Phil Gingrey: Raptor crucial to maintaining air dominance

Jan 23, 2008

Phil Gingrey: Raptor crucial to maintaining air dominance 

Published: 01/23/2008 

Phil Gingrey  

The future of American air dominance is manufactured right here in Marietta.

Thanks to the hard work of nearly 3,000 Cobb County and broader Metro Atlanta area residents - as well as nearly 25,000 other Americans in 44 states - Lockheed's F-22A Raptor has allowed the U.S. to achieve battle-space dominance through uncompromised performance, both air-to-air and air-to-ground.

In recognition of this, the Air Force has repeatedly stated that it needs a minimum of 381 F-22s in order to ensure air supremacy decades into the future. The Air Force also believes this is the minimum number necessary to replace hundreds of decades-old F-15 aircraft, a fleet which has recently been grounded due to lingering safety concerns following the loss of an aircraft in 2007 due to structural failure.

The Department of Defense, however, has only authorized the procurement of 183 of these vastly superior F-22 fighters. In fact, the DOD is considering ceasing production of the Raptor altogether following completion of the current multi-year procurement contract. Under this scenario, production line shutdown activities would begin later this fall.

Concerns with the F-15 fleet notwithstanding, this conclusion is even more troubling when considering that the DOD is several years away from full-rate procurement of the F-35 Joint Strike Fighter, resulting in a critical gap in our nation's air capability. During the years between F-22 line closure and JSF procurement, we know that potentially unfriendly nations such as China and Russia will continue developing Raptor-like fighters that will threaten our air superiority.

The U.S. simply cannot maintain its status as a superpower in the skies and protect our airspace if we continue to rely upon an aging fighter force while our adversaries build newer, more capable aircraft.

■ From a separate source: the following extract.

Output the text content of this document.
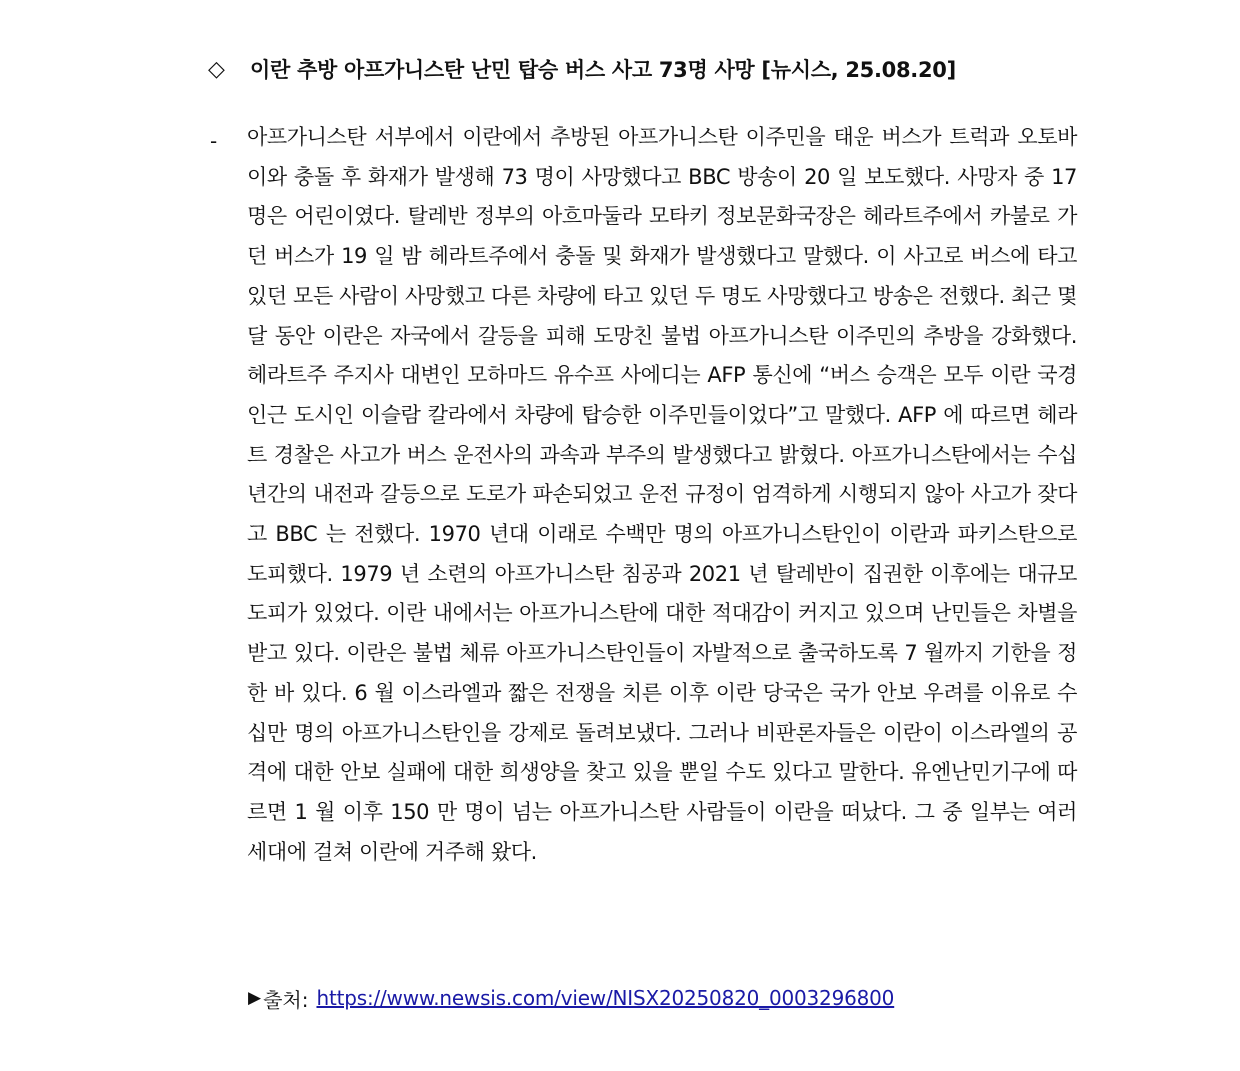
◇	이란 추방 아프가니스탄 난민 탑승 버스 사고 73명 사망 [뉴시스, 25.08.20]
- 아프가니스탄 서부에서 이란에서 추방된 아프가니스탄 이주민을 태운 버스가 트럭과 오토바이와 충돌 후 화재가 발생해 73 명이 사망했다고 BBC 방송이 20 일 보도했다. 사망자 중 17 명은 어린이였다. 탈레반 정부의 아흐마둘라 모타키 정보문화국장은 헤라트주에서 카불로 가던 버스가 19 일 밤 헤라트주에서 충돌 및 화재가 발생했다고 말했다. 이 사고로 버스에 타고 있던 모든 사람이 사망했고 다른 차량에 타고 있던 두 명도 사망했다고 방송은 전했다. 최근 몇 달 동안 이란은 자국에서 갈등을 피해 도망친 불법 아프가니스탄 이주민의 추방을 강화했다. 헤라트주 주지사 대변인 모하마드 유수프 사에디는 AFP 통신에 “버스 승객은 모두 이란 국경인근 도시인 이슬람 칼라에서 차량에 탑승한 이주민들이었다”고 말했다. AFP 에 따르면 헤라트 경찰은 사고가 버스 운전사의 과속과 부주의 발생했다고 밝혔다. 아프가니스탄에서는 수십 년간의 내전과 갈등으로 도로가 파손되었고 운전 규정이 엄격하게 시행되지 않아 사고가 잦다고 BBC 는 전했다. 1970 년대 이래로 수백만 명의 아프가니스탄인이 이란과 파키스탄으로 도피했다. 1979 년 소련의 아프가니스탄 침공과 2021 년 탈레반이 집권한 이후에는 대규모 도피가 있었다. 이란 내에서는 아프가니스탄에 대한 적대감이 커지고 있으며 난민들은 차별을 받고 있다. 이란은 불법 체류 아프가니스탄인들이 자발적으로 출국하도록 7 월까지 기한을 정한 바 있다. 6 월 이스라엘과 짧은 전쟁을 치른 이후 이란 당국은 국가 안보 우려를 이유로 수십만 명의 아프가니스탄인을 강제로 돌려보냈다. 그러나 비판론자들은 이란이 이스라엘의 공격에 대한 안보 실패에 대한 희생양을 찾고 있을 뿐일 수도 있다고 말한다. 유엔난민기구에 따르면 1 월 이후 150 만 명이 넘는 아프가니스탄 사람들이 이란을 떠났다. 그 중 일부는 여러 세대에 걸쳐 이란에 거주해 왔다.

▶ 출처: https://www.newsis.com/view/NISX20250820_0003296800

I disagree with the DOD's proposed course of action, as does the Air Force. I have written a letter - signed by nearly 70 Members of the House of Representatives - to Secretary of Defense Robert Gates, urging him to take my concerns, and the recommendations of the Air Force, under advisement.

My letter encourages the DOD to continue with procurement of the Raptor by including sufficient funds in the Fiscal Year 2009 Budget to allow for the production of at least another lot of 20 planes.

While the future of the F-22 will be clearer once the President's budget request is revealed to Congress in early February, Deputy Secretary of Defense Gordon England has suggested in recent days that the DOD may opt to seek approval to procure an additional four F-22 aircraft as part of the Fiscal Year 2009 Global War on Terror Supplemental Budget Request.

As a result, some are suggesting that this will satisfy my concerns and further keep the production line open once the current multi-year contract expires. Neither suggestion is true. Without including funds for long-lead advanced procurement of parts and supplies in the Fiscal Year 2009 budget, it will make it difficult to continue with production once the orders already on the books are satisfied. And, at current production rates, the four additional aircraft cited by Secretary England will only amount to two months of work on the line.

Many of our most highly decorated military veterans believe that Americans, still war-weary from our current conflicts, will be reluctant to support injecting ground troops into battle for many years to come, instead preferring to project power from the air and sea. The decisions made by the DOD today will determine whether we have adequate resources tomorrow to effect this outcome.

It is therefore critical we heed the calls of the Air Force - and DOD's own independent studies - to continue with procurement of the F-22 beyond the current multi-year contract.

U.S. Rep. Phil Gingrey (R-Marietta) represents the 11th Congressional District in Congress.